自分の好きな、或いは尊敬している軍人といえば―その瞬間、みくりの脳内に閃光が走る。
「私は、イェーガーでお願いします。クラウス・イェーガー大佐…私の尊敬する戦車兵の名前です」
「ほう、ローマの誇るスキピオ将軍にドイツの戦車長イェーガー大佐か。これはまた大物だね」
「フラウ・サンガリアにフラウ・マザカ、そしてスキピオ将軍とイェーガー大佐だな。覚えておくぞ」
応諾するポルシェの横で、事の発端となったホバートはにんまりと笑みを浮かべた。一介の女子高生がかつての軍人を名乗るなんて、傍から見れば滑稽かもしれない。しかし、好きな人の名前で呼んでもらうだけでその人と一体化しているような気がして、気力が湧いてくるのも事実だ。
「では改めて…
「До свида́ния!」
「バイバーイ!」
「Ta-ta!」
国際色豊かな別れの挨拶が飛んでくる。
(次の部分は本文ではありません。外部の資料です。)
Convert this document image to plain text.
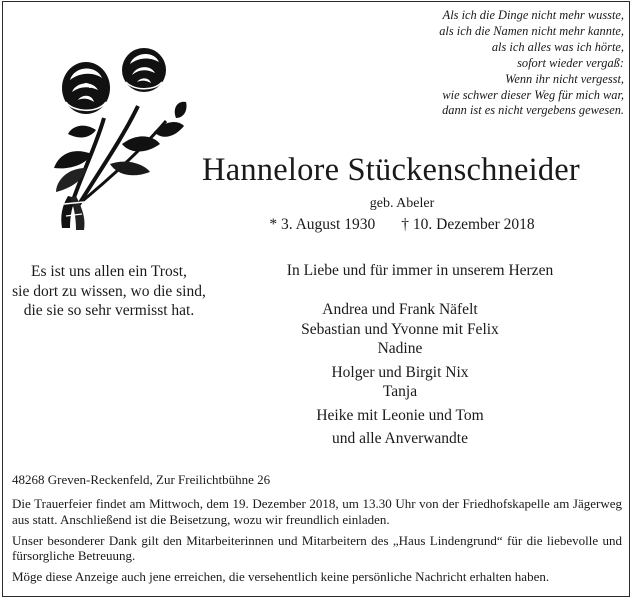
Als ich die Dinge nicht mehr wusste,
als ich die Namen nicht mehr kannte,
als ich alles was ich hörte,
sofort wieder vergaß:
Wenn ihr nicht vergesst,
wie schwer dieser Weg für mich war,
dann ist es nicht vergebens gewesen.
Hannelore Stückenschneider
geb. Abeler
* 3. August 1930 † 10. Dezember 2018
Es ist uns allen ein Trost,
sie dort zu wissen, wo die sind,
die sie so sehr vermisst hat.
In Liebe und für immer in unserem Herzen
Andrea und Frank Näfelt
Sebastian und Yvonne mit Felix
Nadine
Holger und Birgit Nix
Tanja
Heike mit Leonie und Tom
und alle Anverwandte
48268 Greven-Reckenfeld, Zur Freilichtbühne 26

Die Trauerfeier findet am Mittwoch, dem 19. Dezember 2018, um 13.30 Uhr von der Friedhofskapelle am Jägerweg aus statt. Anschließend ist die Beisetzung, wozu wir freundlich einladen.

Unser besonderer Dank gilt den Mitarbeiterinnen und Mitarbeitern des „Haus Lindengrund“ für die liebevolle und fürsorgliche Betreuung.

Möge diese Anzeige auch jene erreichen, die versehentlich keine persönliche Nachricht erhalten haben.
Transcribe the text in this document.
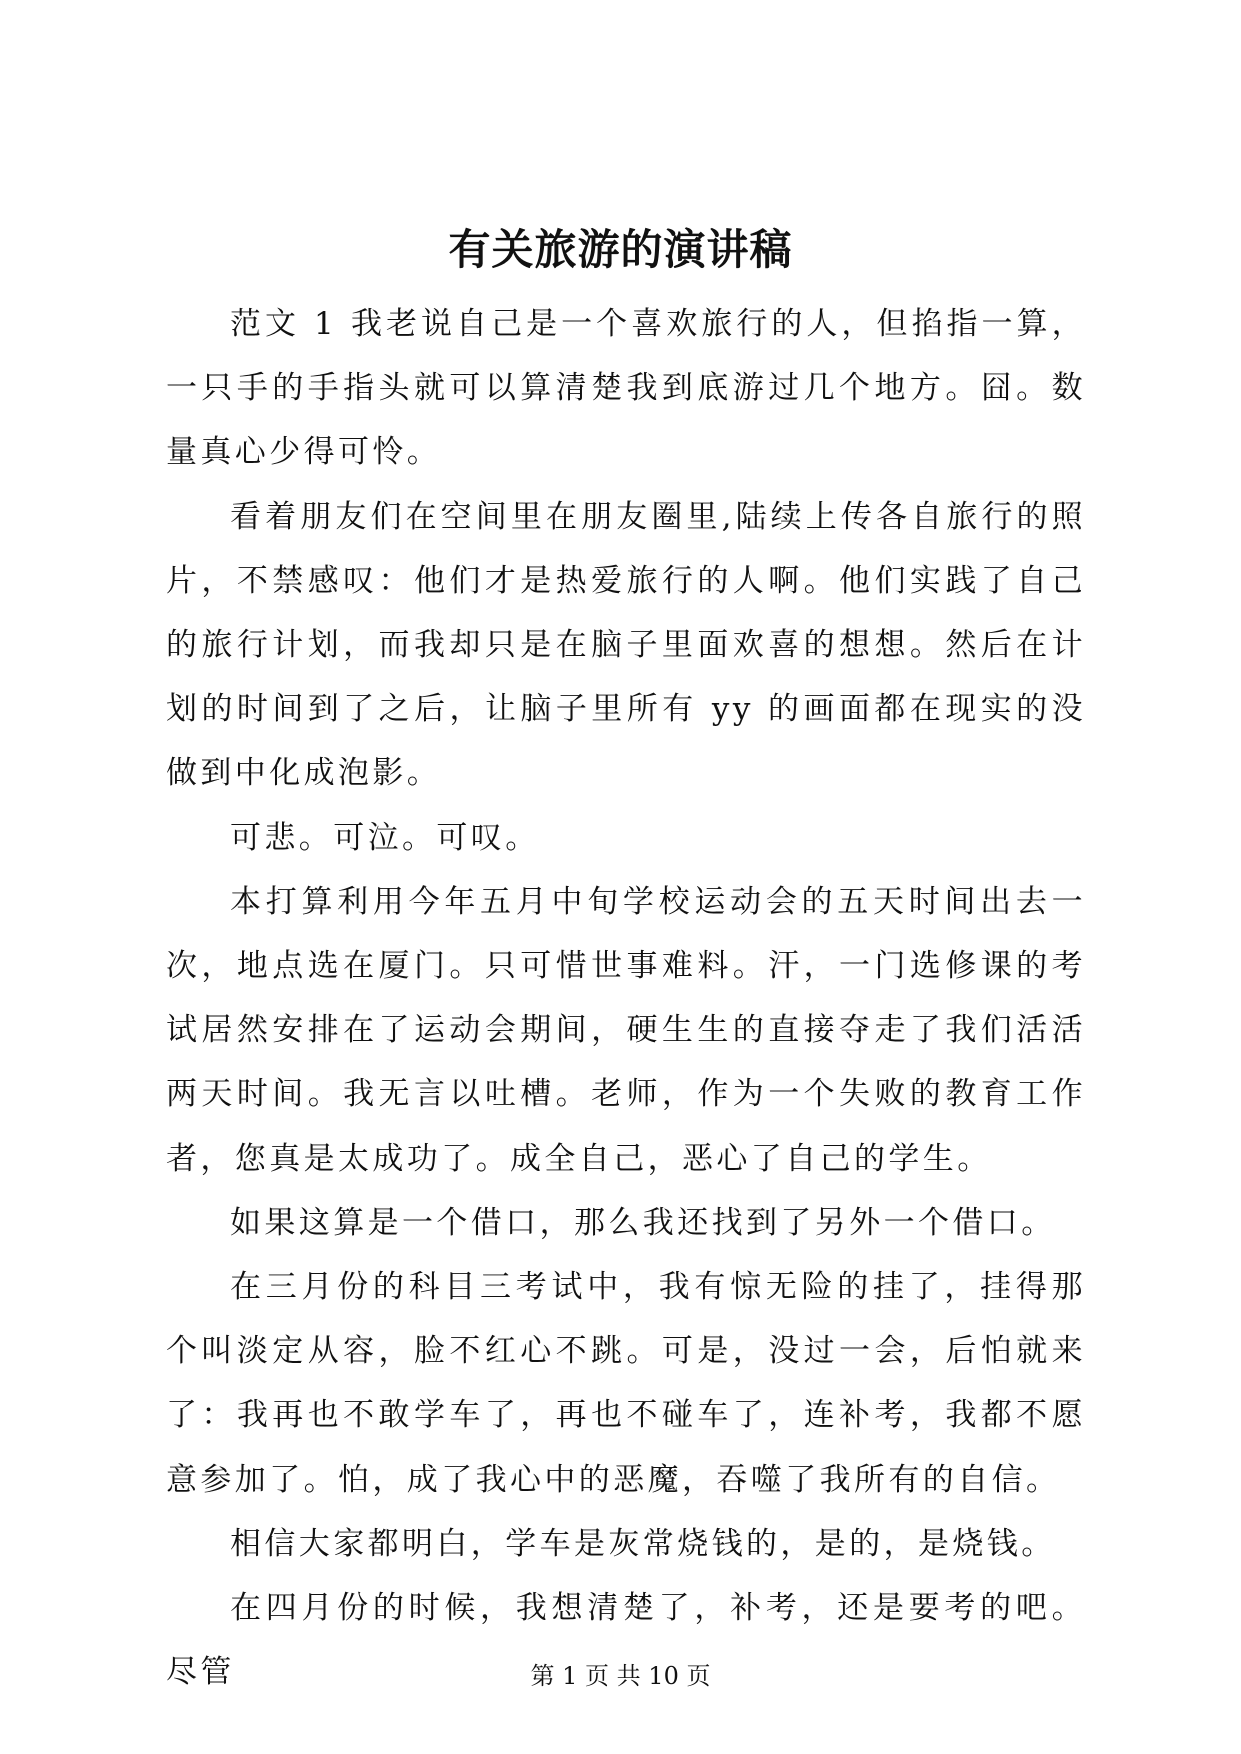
有关旅游的演讲稿

范文 1 我老说自己是一个喜欢旅行的人，但掐指一算，一只手的手指头就可以算清楚我到底游过几个地方。囧。数量真心少得可怜。

看着朋友们在空间里在朋友圈里,陆续上传各自旅行的照片，不禁感叹：他们才是热爱旅行的人啊。他们实践了自己的旅行计划，而我却只是在脑子里面欢喜的想想。然后在计划的时间到了之后，让脑子里所有 yy 的画面都在现实的没做到中化成泡影。

可悲。可泣。可叹。

本打算利用今年五月中旬学校运动会的五天时间出去一次，地点选在厦门。只可惜世事难料。汗，一门选修课的考试居然安排在了运动会期间，硬生生的直接夺走了我们活活两天时间。我无言以吐槽。老师，作为一个失败的教育工作者，您真是太成功了。成全自己，恶心了自己的学生。

如果这算是一个借口，那么我还找到了另外一个借口。

在三月份的科目三考试中，我有惊无险的挂了，挂得那个叫淡定从容，脸不红心不跳。可是，没过一会，后怕就来了：我再也不敢学车了，再也不碰车了，连补考，我都不愿意参加了。怕，成了我心中的恶魔，吞噬了我所有的自信。

相信大家都明白，学车是灰常烧钱的，是的，是烧钱。

在四月份的时候，我想清楚了，补考，还是要考的吧。尽管	第 1 页 共 10 页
みくりは一瞬面食らったが、すぐに慣れないラテン語で挨拶を返した。
「うん、また明日!Vale!」
技術部の後ろ姿が小さくなったのを見届けて、四人は歩みを再開する。
「にしても、聖巳さんがスキピオを好きだったなんて意外でした!」
「本当はクフ王にしようか迷ったけど、僅差でスキピオにしたんだよね」
「アントニウスが嫌いって言ってたから、ローマ人全員を嫌ってるのかと」
「クレオパトラちゃんとイチャついた挙句醜態晒した脳筋野郎と一緒にしちゃ失礼ってもんよ」
「どうせT-34から名前を取るなら主人公のニコライにしなさいよ。イェーガー大佐ってやられ役でしょ?」
「やーだー!イェーガー大佐かっこいいもん!!!武人としての潔さ!頬に走る稲妻のような傷跡!獰猛さを秘める青い瞳!不意に見せる可愛い笑顔!」
「顔が理由って事は分かったわ…」
技術部に負けないにぎやかな声が、閑静な帰り道に響いた。